O amor fica

Por vezes eu me pergunto, porque o amor é tão egoísta? Em um momento amamos alguém e temos um motivo para viver, no outro não temos mais nada, só o amor nos resta, tomando proporções absurdas chegando a preencher todos os lugares, tudo lhe lembra que aquele amor está presente, mas não existe mais o receptor deste sentimento, onde ele está?

Procuro por toda a casa, insistentemente, dia após dia, perco o sono, choro e volto a procurá-lo, um ciclo vicioso que tende a se repetir infinitamente, pois num universo onde existe o amor, ele também precisa existir, não é uma questão relativa, ele apenas precisa existir, ele é a definição de amor, ele é meu grande amor e apenas ele.

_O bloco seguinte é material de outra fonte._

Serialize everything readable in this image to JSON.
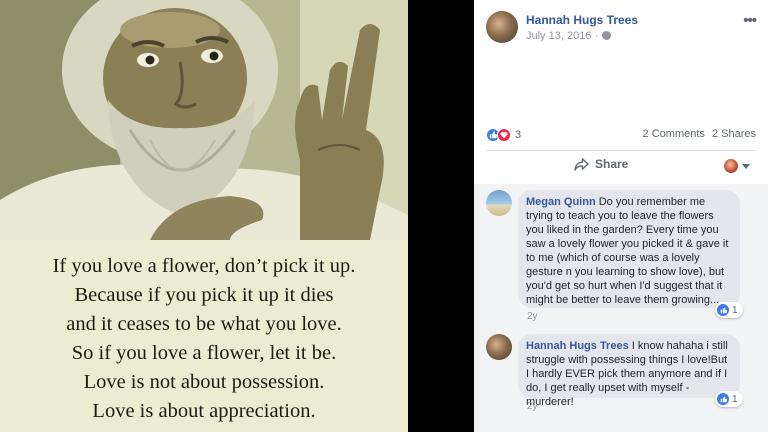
{
  "quote": {
    "lines": [
      "If you love a flower, don’t pick it up.",
      "Because if you pick it up it dies",
      "and it ceases to be what you love.",
      "So if you love a flower, let it be.",
      "Love is not about possession.",
      "Love is about appreciation."
    ]
  },
  "post": {
    "author": "Hannah Hugs Trees",
    "date": "July 13, 2016 ·",
    "more_icon": "more-options-icon",
    "privacy_icon": "globe-icon",
    "reaction_count": "3",
    "comments_count": "2 Comments",
    "shares_count": "2 Shares",
    "share_label": "Share"
  },
  "comments": [
    {
      "name": "Megan Quinn",
      "text": "Do you remember me trying to teach you to leave the flowers you liked in the garden? Every time you saw a lovely flower you picked it & gave it to me (which of course was a lovely gesture n you learning to show love), but you'd get so hurt when I'd suggest that it might be better to leave them growing...",
      "likes": "1",
      "age": "2y"
    },
    {
      "name": "Hannah Hugs Trees",
      "text": "I know hahaha i still struggle with possessing things I love!But I hardly EVER pick them anymore and if I do, I get really upset with myself - murderer!",
      "likes": "1",
      "age": "2y"
    }
  ],
  "colors": {
    "link_blue": "#365899",
    "like_blue": "#3b7bea",
    "love_red": "#f0284a",
    "quote_bg": "#ecedd0"
  }
}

Em mais um dos tortuosos dias em que o procuro, escuto ao passar pelo seu cômodo, a melodia melancólica característica dos dias em que ele não estava feliz, eu o conhecia como um astrofísico conhece o universo, entretanto o desbravava como um bebê que conhece novas faces do mundo todos os dias, ele não estava feliz, precisava achá-lo o mais rápido possível, sua felicidade sempre foi minha prioridade, vê-lo sorrir era como ter o sol irradiando o meu mundo sempre tão sombrio e caótico.

Eu podia sentir a força proposital aplicada nas teclas do piano que ele tanto amava, podia ouvir cada nota vinda daquele instrumento, podia sentir a melancolia escorrer pelos dedos dele se transformando em música, ele tinha o dom de transformar sentimentos tão obscuros em harmonia quando estava frente à frente com o piano, ele o amava, era a sua grande paixão, não eram necessárias palavras, ele apenas deixava que os sentimentos se liquefizessem e escorressem de seus dígitos para as teclas impecavelmente brancas.

Sinto algo felpudo em meus pés, mais um de seus amores, sua cadela e companheira, parecia procurar por ele assim como eu, acariciar os pelos da cadela me pareceu adequado no momento, certo que nunca fui fã de cães e sempre preferi os gatos, entretanto por conta da alergia dele aos pelos nunca adotei um.

Que droga! Onde ele está? Por que não o acho em lugar algum? O meu amor se faz presente em cada centímetro quadrado desta terra geóide, em cada coisa já existente na história dos tempos, ele tem todo o meu amor e isto é incontestável!

Existiam aqueles momentos em que eu apenas o queria para mim de tal forma que o agarrava até vê-lo irritado com o calor excessivo naquele abraço, existiam também os momentos onde o calor não era um problema e sim uma consequência da intensidade do nosso amor, o quarto era como o céu e ele certamente era o sol, conseguindo ser ainda mais belo da maneira a qual veio ao mundo, ambos entregavam-se nestes momentos, não existiam momentos ruins ao lado dele, até o seu choro é gracioso e consolá-lo era uma dádiva.

Agora, apenas o meu amor por ele reside neste local junto à mim, nas fotografias, no piano, nas melodias que a minha mente insiste em alucinar, na cadela, nos momentos, em tudo, mas onde está ele? Para onde foi?

E mais uma vez acabo sem resposta para o egoísmo do amor, como pôde tirar-me alguém tão precioso e ainda permanecer presente me fazendo definhar dia após dia? Patético.

Naquele dia ele saiu, disse que iria passar na floricultura, segundo ele a casa precisava de mais cor e vida, mal sabia que ele era a vida da casa, era toda a cor que eu precisava, mas ele insistiu e saiu, um dia de neve, mas ele não havia colocado os pneus específicos, foi mesmo assim, em certo ponto do trajeto distraiu-se, possivelmente com alguma música animada que tocava no rádio, os pneus não pararam rápido o suficiente e o caminhão vinha rápido demais, naquele dia perdi a vontade de viver.

Me restava agora tentar dormir, descansar e procurá-lo novamente, embora eu tivesse a impressão de que ele estava comigo sempre, desde o sol que ilumina o meu dia, até a brisa que vela o meu sono, de certo modo ele estava lá, mas eu não sossegaria até encontrá-lo.

Mais uma noite tentando dormir sem os braços dele abraçando-me, mais uma madrugada que parece não ter fim, confiro as horas, 3h marcava o relógio, onde estaria Pedro estas horas?